We headed to the hospita and were taken to triage.  The nurse swore up and down she wasn't seeing any amniotic fluid.  I wanted to sit up and scream "oh no bleep!  I don't come to the hospital unless it's time to come to the hospital.  I am a nurse and I am telling you- MY. WATER. BROKE."  Luckily, I held it together, and when the OB examined me she said that Nate's head had just come down really fast so I wasn't leaking fluid anymore, but my water was broken.  So there, ha.  We were admitted, I was I think 3cm, not much doing, just minor contractions.  That changed VERY quickly.  I popped my cd in and my headphones on and tried to relax.  To my surprise, I really did drift off, really was able to concentrate on my breathing, was in "the zone".  Kinda freaked John out.  In between listening we would walk, and walk, and walk.  I would keep the breathing going throughout, and it really worked for me.  The best thing I can think of to compare it to is the feeling you get when you are in good shape and in the middle of a long run- spacey and focused at the same time.  And unable to feel your legs :).  They checked me after a few hours and I was 9 centimeters!  I got all cocky- almost there, this is nothing.  HA.  I was 9 cm for 5 hours.  Let me tell you, hypnobirthing can only get you so far!  After 5 hours of that, when I hit transition I thought I would literally kill my husband.  I mean, it was like a scene out of a movie.  I asked for ice chips, John brought the ice chips, and I asked him why the hell he kept putting ice chips in my face and he said because you asked for them.  I screamed at him to get away.  Good times.  The baby's head was not coming down far enough- turns out this is the one way in which Nate was like big brother- he turned sideways in the birth canal.  I will never forget, about an hour before I delivered, the OB who had been with us all night went off duty.  She had been staring at me for much of the night saying things like "you can't be 9cm" because I was so calm.  When she left, she looked at me and said "Jenny, you don't need any pitocin, you don't need an epidural, and you are going to do this with no help."  All of the things that had been "done to me" with Jack she was telling me that I didn't need.  It was inspiring.  I'll cut to the chase and say that she was right- I needed none of that.  I did it myself.

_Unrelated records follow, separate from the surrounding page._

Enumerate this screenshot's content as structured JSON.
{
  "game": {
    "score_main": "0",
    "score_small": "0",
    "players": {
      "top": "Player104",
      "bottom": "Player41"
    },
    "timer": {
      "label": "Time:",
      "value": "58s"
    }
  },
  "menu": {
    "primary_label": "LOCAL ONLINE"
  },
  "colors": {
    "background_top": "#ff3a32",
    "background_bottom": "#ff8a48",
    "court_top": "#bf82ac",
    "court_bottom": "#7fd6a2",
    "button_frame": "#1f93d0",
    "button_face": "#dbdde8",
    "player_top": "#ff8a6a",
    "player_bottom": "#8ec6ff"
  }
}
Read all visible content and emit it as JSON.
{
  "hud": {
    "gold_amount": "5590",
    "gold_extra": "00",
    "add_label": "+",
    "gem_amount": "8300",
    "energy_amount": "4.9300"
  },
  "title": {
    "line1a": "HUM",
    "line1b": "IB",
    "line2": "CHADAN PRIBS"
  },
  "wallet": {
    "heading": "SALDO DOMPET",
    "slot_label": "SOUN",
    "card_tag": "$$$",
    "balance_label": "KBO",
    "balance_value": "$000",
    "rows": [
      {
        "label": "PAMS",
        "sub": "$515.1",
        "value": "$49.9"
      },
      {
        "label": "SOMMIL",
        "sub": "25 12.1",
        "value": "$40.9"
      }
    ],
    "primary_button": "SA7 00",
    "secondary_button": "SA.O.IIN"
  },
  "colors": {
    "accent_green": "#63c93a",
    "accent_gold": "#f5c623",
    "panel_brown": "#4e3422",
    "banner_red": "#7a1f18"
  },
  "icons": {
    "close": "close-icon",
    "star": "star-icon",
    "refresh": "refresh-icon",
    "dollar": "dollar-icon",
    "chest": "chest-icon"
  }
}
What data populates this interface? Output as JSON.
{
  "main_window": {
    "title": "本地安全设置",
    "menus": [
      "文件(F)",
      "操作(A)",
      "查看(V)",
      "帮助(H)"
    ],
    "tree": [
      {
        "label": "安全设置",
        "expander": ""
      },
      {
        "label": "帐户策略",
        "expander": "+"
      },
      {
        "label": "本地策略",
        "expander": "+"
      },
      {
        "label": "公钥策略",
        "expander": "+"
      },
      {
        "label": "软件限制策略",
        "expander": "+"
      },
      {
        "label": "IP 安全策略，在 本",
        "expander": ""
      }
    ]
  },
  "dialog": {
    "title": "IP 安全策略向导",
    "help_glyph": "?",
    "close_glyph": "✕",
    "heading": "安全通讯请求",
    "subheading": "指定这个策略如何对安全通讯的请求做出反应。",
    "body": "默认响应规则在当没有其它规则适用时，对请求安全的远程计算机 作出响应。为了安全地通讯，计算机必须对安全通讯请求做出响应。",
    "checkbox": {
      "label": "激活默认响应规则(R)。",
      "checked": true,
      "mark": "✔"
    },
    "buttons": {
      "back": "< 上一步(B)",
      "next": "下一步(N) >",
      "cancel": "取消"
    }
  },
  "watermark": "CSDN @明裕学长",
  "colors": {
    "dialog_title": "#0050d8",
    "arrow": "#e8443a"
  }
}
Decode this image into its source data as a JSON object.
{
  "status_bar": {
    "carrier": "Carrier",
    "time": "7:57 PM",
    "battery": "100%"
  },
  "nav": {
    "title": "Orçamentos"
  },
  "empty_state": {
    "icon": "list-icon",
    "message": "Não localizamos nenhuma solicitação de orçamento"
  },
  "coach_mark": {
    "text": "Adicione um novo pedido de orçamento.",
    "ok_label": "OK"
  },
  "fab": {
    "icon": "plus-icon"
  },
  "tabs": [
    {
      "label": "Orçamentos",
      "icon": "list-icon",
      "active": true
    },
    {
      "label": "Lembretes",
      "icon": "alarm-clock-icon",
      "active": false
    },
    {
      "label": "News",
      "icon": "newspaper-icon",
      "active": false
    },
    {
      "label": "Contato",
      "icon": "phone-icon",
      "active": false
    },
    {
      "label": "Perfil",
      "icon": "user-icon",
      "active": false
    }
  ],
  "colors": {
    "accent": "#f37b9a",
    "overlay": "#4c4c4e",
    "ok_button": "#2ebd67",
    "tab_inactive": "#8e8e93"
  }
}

At first I thought there was something wrong- there were so many staff in our room!  Turns out that the nurses, social workers, and birth coaches all need to see at least one drug free delivery a year to stay current.  And it was December.  Well hello there....everyone.  And to top it off, this was also the day that the computerized order and medication system went live- so everyone was trying to figure that out too.  Entertainment. 

I'm not gonna lie- my OB cried at my delivery.  This was not for a good reason.  I had to be seen in her office every 4 weeks for 4 months.  It was rough- but worth it.  In the end anyway.  The nice things about that delivery- I got up right away, I could take care of my baby right away.  I had pain, but I felt in control of my own body.  I never even needed an IV.  And Nate was amazing (still is of course).  He fed right away, he was alert, he was quiet.  Just a joy.

John had to go home that night to be with Jack as we didn't have anyone who could stay with him.  So my friend Joann came and spent the evening with Nate and me.  It was one of the most peaceful nights of my life.  He ate right away every time, when he fell asleep I put him in the little bassinet and he just stayed there.  It was amazing! 

I will never forget the births of either of my boys, but I have to be honest.  Nate's was really special, almost spiritual in some ways.  One of the best, most empowering experiences of my life, and look what we got!!!